Après avoir souligné que les services de soutien s’étaient engagés sur la voie de la professionnalisation, M. Michel Meylan a évoqué le mouvement de déflation des personnels relevant du Service de santé, dont l’effectif global devrait descendre, selon les prévisions, à 13 400 personnes en 2002. Il a remarqué que cette baisse générale sera néanmoins nuancée selon les emplois. Après avoir précisé qu’un nouveau statut de fonctionnaire civil sera proposé, en 1999, aux personnels paramédicaux relevant des spécialités dites non " projetables ", il a constaté la stabilité de la participation du Service de santé aux opérations extérieures. Rappelant les préoccupations exprimées devant la Commission, par le Général Jean-Pierre Kelche, Chef d’état-major des armées, sur la situation des effectifs des personnels civils, M. Michel Meylan a relevé qu’un certain nombre de postes étaient vacants dans le Service de santé qui atteignait un niveau d’étiage inquiétant. Il a indiqué que le projet de budget de ce service pour 1999 s’élevait à 1,84 milliard de francs et était marqué par une diminution de 7 %, due principalement à la chute des dépenses de fonctionnement et d’alimentation.
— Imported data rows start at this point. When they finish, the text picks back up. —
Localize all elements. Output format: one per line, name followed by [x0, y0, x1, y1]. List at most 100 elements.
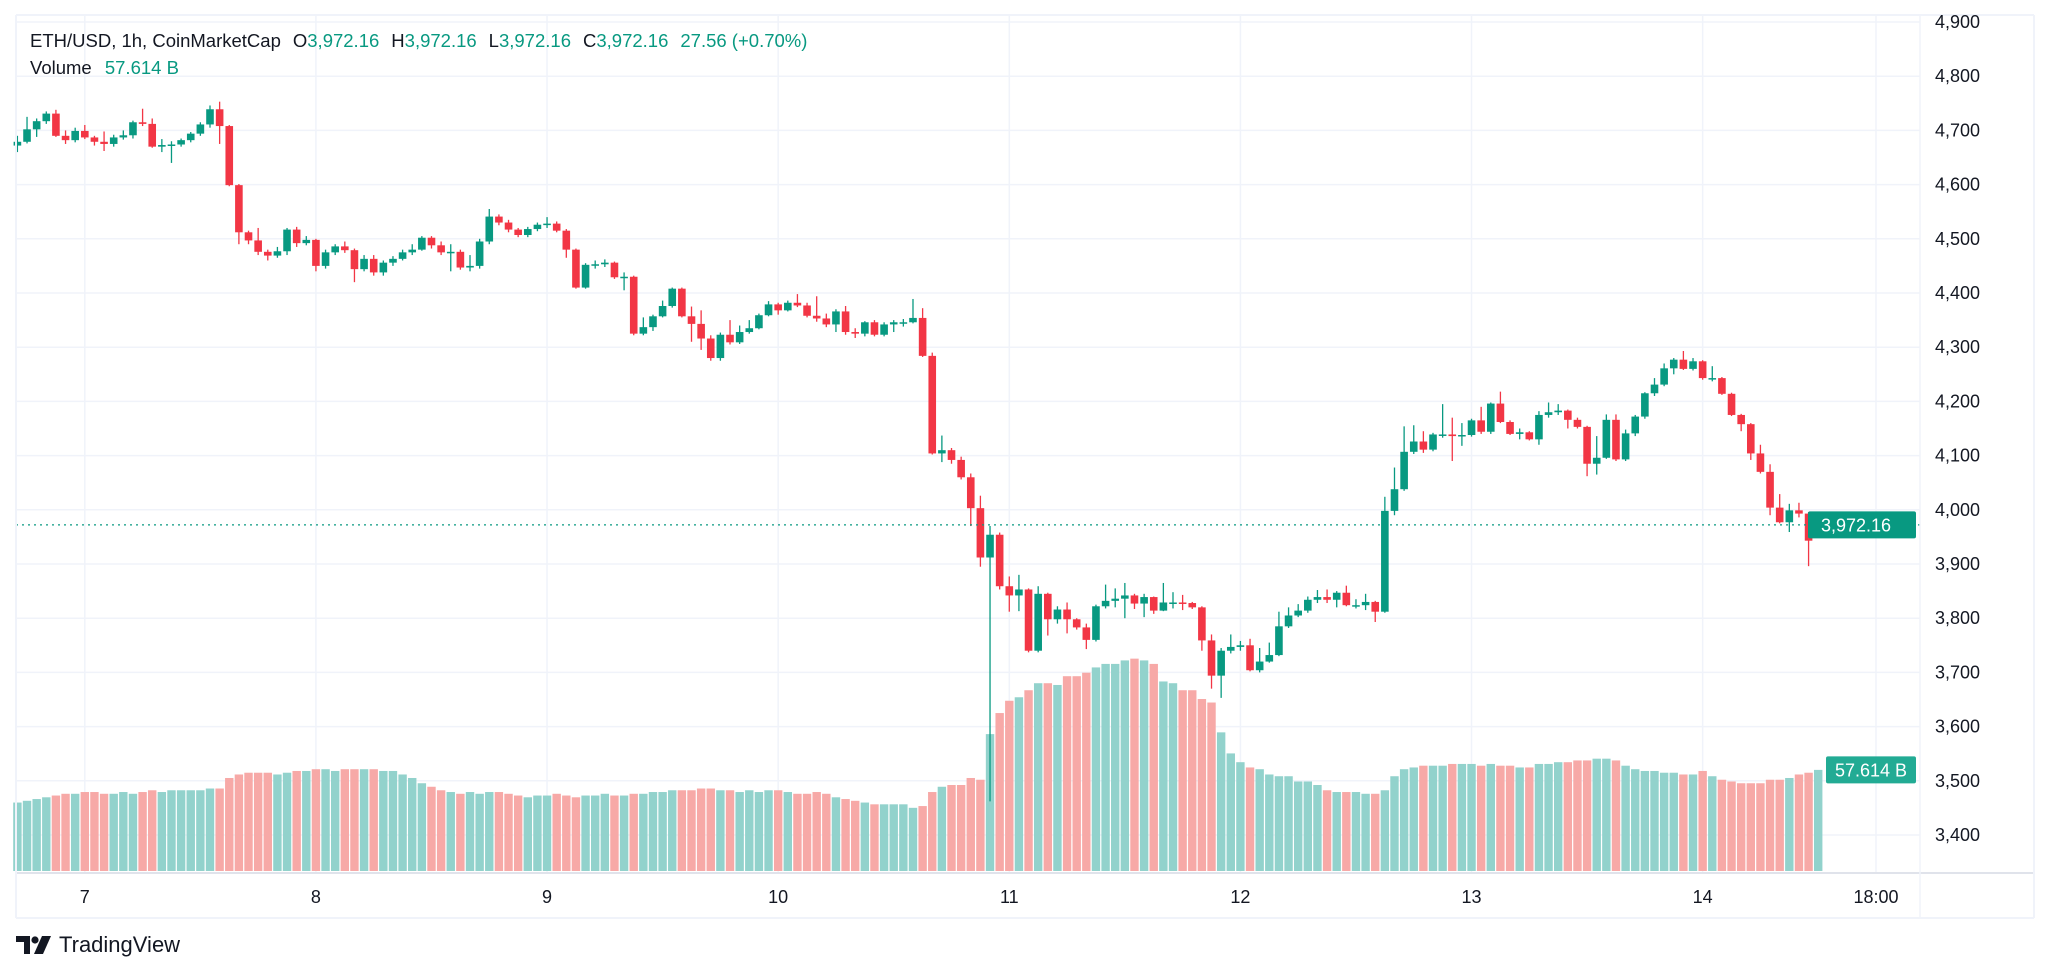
volume-bar — [841, 799, 850, 871]
candle-body — [1121, 595, 1129, 599]
volume-label[interactable]: Volume — [30, 57, 92, 78]
price-axis[interactable]: 4,900 4,800 4,700 4,600 4,500 4,400 4,300 4,200… — [1935, 12, 1980, 845]
candle-body — [263, 251, 272, 256]
candle-body — [928, 355, 937, 454]
candle-body — [629, 276, 638, 334]
volume-bar — [1669, 772, 1678, 871]
volume-bar — [1621, 765, 1630, 871]
candle-body — [1400, 451, 1408, 490]
volume-bar — [1659, 772, 1669, 871]
candle-body — [1217, 650, 1225, 676]
candle-body — [485, 216, 494, 242]
candle-body — [1111, 598, 1120, 601]
candle-body — [1101, 600, 1110, 607]
candle-body — [543, 223, 551, 226]
candle-body — [1708, 378, 1717, 380]
volume-bar — [1611, 760, 1621, 871]
footer-brand[interactable]: TradingView — [16, 932, 180, 958]
last-volume-label: 57.614 B — [1826, 756, 1916, 784]
volume-bar — [1197, 699, 1207, 871]
candle-body — [1361, 601, 1370, 606]
volume-bar — [1736, 783, 1746, 871]
volume-bar — [764, 790, 773, 871]
time-axis[interactable]: 7 8 9 10 11 12 13 14 18:00 — [80, 887, 1899, 907]
last-price-label: 3,972.16 — [1808, 511, 1916, 539]
candle-body — [947, 450, 956, 460]
candle-body — [658, 306, 667, 317]
volume-bar — [1717, 779, 1727, 871]
volume-bar — [1534, 763, 1544, 871]
candle-body — [1149, 597, 1158, 611]
volume-bar — [302, 770, 311, 871]
volume-bar — [773, 790, 783, 871]
volume-bar — [899, 804, 908, 871]
time-tick-label: 12 — [1230, 887, 1250, 907]
candle-body — [899, 322, 908, 324]
candle-body — [822, 318, 831, 325]
volume-bar — [99, 793, 109, 871]
candle-body — [1631, 416, 1640, 434]
close-value: 3,972.16 — [596, 30, 669, 51]
volume-bar — [1756, 783, 1765, 871]
volume-bar — [581, 795, 590, 871]
candle-body — [1679, 359, 1688, 369]
candle-body — [1198, 607, 1206, 641]
candle-body — [177, 140, 185, 145]
candle-body — [889, 322, 898, 325]
volume-bar — [359, 769, 369, 871]
volume-bar — [148, 790, 157, 871]
volume-bar — [1062, 676, 1072, 871]
candle-body — [639, 327, 648, 334]
volume-bar — [1804, 772, 1813, 871]
volume-bar — [1082, 672, 1091, 871]
candle-body — [1669, 359, 1678, 369]
candle-body — [1390, 489, 1399, 511]
volume-bar — [273, 774, 282, 871]
volume-bar — [1101, 663, 1110, 871]
candle-body — [389, 258, 397, 263]
volume-bar — [648, 792, 658, 871]
candle-body — [71, 130, 79, 141]
candle-body — [360, 258, 368, 270]
volume-bar — [1380, 790, 1390, 871]
price-tick-label: 4,800 — [1935, 66, 1980, 86]
volume-bar — [1236, 762, 1245, 871]
candle-body — [1650, 384, 1659, 394]
volume-bar — [870, 804, 879, 871]
volume-bar — [1120, 660, 1130, 871]
volume-bar — [918, 806, 927, 871]
candle-body — [562, 230, 571, 250]
candle-body — [1448, 434, 1457, 437]
volume-bar — [1207, 702, 1216, 871]
volume-bar — [1216, 732, 1226, 871]
volume-bar — [639, 793, 648, 871]
candle-body — [1438, 434, 1447, 436]
candle-body — [1015, 589, 1023, 596]
symbol-title[interactable]: ETH/USD, 1h, CoinMarketCap — [30, 30, 281, 51]
volume-bar — [687, 790, 696, 871]
candle-body — [533, 224, 542, 230]
volume-bar — [1496, 765, 1505, 871]
volume-bar — [1640, 770, 1650, 871]
candle-body — [812, 315, 821, 319]
volume-bar — [908, 807, 918, 871]
low-label: L — [488, 30, 499, 51]
volume-bar — [321, 769, 330, 871]
time-tick-label: 14 — [1693, 887, 1713, 907]
candle-body — [350, 250, 359, 270]
volume-bar — [1255, 769, 1264, 871]
volume-bar — [90, 792, 99, 871]
candle-body — [418, 237, 426, 250]
candle-body — [1169, 602, 1177, 604]
candle-body — [321, 252, 330, 266]
candle-body — [1544, 412, 1553, 415]
price-tick-label: 3,900 — [1935, 554, 1980, 574]
candle-body — [138, 122, 147, 124]
candle-body — [408, 249, 417, 253]
candle-body — [1477, 420, 1485, 432]
candle-body — [1053, 609, 1062, 620]
price-tick-label: 4,000 — [1935, 500, 1980, 520]
chart-frame — [15, 14, 2035, 919]
volume-bar — [1679, 774, 1688, 871]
M. Michel Meylan a également indiqué que le projet de budget du Service des essences pour 1999 s’élevait à 560,4 millions de francs et présentait une hausse globale de 6,5 %, qui s’expliquait par le recrutement d’une centaine de militaires du rang et le rééquilibrage des crédits d’équipement, justifié par des travaux de mise en conformité de l’ensemble des installations pétrolières classées.
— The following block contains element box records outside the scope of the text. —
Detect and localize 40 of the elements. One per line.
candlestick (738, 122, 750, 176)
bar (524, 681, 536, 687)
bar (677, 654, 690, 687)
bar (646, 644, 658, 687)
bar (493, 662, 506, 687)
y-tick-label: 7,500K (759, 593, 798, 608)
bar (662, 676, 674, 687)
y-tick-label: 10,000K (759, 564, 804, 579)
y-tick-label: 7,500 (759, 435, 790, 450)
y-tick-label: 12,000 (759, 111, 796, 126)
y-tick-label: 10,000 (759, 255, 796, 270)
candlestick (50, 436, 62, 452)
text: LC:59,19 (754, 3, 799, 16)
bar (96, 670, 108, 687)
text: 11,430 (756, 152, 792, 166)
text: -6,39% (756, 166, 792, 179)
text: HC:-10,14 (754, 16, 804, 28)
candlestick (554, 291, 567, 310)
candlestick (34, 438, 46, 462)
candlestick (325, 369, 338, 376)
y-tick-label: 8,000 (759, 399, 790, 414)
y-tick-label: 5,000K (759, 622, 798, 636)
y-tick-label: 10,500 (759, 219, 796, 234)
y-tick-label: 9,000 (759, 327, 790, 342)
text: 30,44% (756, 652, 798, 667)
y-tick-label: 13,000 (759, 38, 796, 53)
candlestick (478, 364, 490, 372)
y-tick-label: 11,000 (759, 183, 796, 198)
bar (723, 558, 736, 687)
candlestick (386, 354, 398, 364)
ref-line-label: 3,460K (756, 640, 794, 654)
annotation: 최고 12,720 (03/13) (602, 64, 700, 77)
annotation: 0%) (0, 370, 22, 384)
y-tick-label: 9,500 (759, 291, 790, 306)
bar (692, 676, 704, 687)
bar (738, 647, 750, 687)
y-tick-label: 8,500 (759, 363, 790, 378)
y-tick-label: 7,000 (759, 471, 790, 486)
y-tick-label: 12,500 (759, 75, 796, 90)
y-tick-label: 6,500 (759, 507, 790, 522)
M. Michel Meylan a enfin évoqué la récente création de la Délégation à l’information et à la communication de la Défense (DICOD) qui prend la relève du SIRPA. Après avoir précisé que cette délégation avait compétence pour conduire la politique générale de communication du ministère, il a présenté ses crédits de fonctionnement et d’équipement qui s’élèvent à 62,5 millions de francs en 1999, soit une augmentation de 3,3 % liée à une légère hausse des crédits d’infrastructure. Il a souligné que la Délégation devait s’engager rapidement sur la voie de la professionnalisation puisqu’elle est confrontée à l’extinction de sa ressource en spécialistes issus du contingent.
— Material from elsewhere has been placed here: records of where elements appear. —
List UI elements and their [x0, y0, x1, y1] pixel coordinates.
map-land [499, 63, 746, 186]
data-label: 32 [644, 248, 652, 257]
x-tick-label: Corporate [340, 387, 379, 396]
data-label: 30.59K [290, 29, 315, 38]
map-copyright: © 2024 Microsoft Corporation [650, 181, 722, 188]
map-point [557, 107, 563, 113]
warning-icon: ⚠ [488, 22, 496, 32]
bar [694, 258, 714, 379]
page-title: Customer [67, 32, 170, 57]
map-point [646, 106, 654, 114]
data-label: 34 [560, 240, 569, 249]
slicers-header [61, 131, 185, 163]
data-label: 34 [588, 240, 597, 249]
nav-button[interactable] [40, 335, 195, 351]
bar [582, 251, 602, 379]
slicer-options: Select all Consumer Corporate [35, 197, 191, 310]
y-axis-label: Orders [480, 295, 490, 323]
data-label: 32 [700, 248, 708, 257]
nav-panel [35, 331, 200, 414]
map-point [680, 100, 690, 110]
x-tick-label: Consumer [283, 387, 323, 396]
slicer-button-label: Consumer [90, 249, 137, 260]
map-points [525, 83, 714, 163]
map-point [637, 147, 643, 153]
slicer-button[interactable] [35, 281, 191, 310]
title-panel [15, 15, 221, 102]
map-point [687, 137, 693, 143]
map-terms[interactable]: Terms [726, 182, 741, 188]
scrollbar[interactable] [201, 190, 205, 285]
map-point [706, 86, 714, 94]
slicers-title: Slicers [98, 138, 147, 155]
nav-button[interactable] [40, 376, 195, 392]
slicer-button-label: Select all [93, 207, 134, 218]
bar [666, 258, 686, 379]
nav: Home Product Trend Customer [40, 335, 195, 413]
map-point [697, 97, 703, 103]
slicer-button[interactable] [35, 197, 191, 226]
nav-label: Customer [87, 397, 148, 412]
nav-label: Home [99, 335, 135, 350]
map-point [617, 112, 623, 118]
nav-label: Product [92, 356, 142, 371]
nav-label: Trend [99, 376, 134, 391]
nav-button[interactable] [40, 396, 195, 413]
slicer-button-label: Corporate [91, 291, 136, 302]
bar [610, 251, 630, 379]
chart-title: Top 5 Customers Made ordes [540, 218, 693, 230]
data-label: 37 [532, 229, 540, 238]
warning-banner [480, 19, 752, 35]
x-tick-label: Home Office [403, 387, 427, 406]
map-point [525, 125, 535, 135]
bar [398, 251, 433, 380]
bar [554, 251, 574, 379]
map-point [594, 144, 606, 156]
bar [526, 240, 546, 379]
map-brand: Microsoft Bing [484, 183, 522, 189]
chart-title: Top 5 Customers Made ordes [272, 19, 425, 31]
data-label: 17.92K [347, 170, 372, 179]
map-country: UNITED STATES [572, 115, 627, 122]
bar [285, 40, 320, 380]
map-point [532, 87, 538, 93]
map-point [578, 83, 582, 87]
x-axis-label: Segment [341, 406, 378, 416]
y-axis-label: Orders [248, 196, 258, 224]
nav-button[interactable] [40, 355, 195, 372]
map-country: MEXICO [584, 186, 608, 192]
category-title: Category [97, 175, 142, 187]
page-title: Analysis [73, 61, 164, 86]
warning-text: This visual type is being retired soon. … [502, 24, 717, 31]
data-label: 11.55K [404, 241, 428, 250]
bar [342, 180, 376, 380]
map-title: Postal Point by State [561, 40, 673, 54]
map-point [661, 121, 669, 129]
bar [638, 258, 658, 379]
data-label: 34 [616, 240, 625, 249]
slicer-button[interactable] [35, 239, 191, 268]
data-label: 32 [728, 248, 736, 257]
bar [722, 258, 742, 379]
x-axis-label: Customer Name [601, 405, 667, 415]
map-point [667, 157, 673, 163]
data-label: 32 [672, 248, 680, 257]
Relevant que le Chef d’état-major des armées avait, lors de la réforme des services de communication du ministère de la Défense, obtenu que l’information opérationnelle soit maintenue au sein de l’état-major des armées, M. René Galy-Dejean s’est demandé si des crédits spécifiques pour les besoins de cette information opérationnelle avaient été prévus ou s’ils seraient prélevés sur le budget du nouveau service d’information du ministère de la Défense.

 

M. Michel Voisin s’est déclaré inquiet quant à l’avenir du fonctionnement du Service de santé des armées, au regard de la perte de compétences que constitue la disparition progressive des médecins appelés. Il a demandé au rapporteur pour avis combien de médecins seraient engagés pour remplacer ces derniers. Il s’est notamment interrogé sur la manière dont fonctionnerait le nouveau Service de santé des armées dans le cadre des opérations extérieures, les anciens appelés constituant jusqu’alors une réserve susceptible d’être rappelée en cas de besoin.

 

M. Robert Gaïa s’est associé à la question posée par M. Michel Voisin sur le Service de santé des armées.

Après avoir indiqué qu’il ne disposait pas d’information sur le budget consacré au système d’information opérationnelle pour 1999, M. Michel Meylan a apporté les éléments de réponse suivants :

— 23 postes supplémentaires de médecin sont prévus dans le projet de loi de finances pour 1999, la cible pour 2002 étant au total de 109 postes de médecin ;

— la question de l’emploi des personnels réservistes du Service de santé sera traitée dans le futur projet de loi sur les réserves.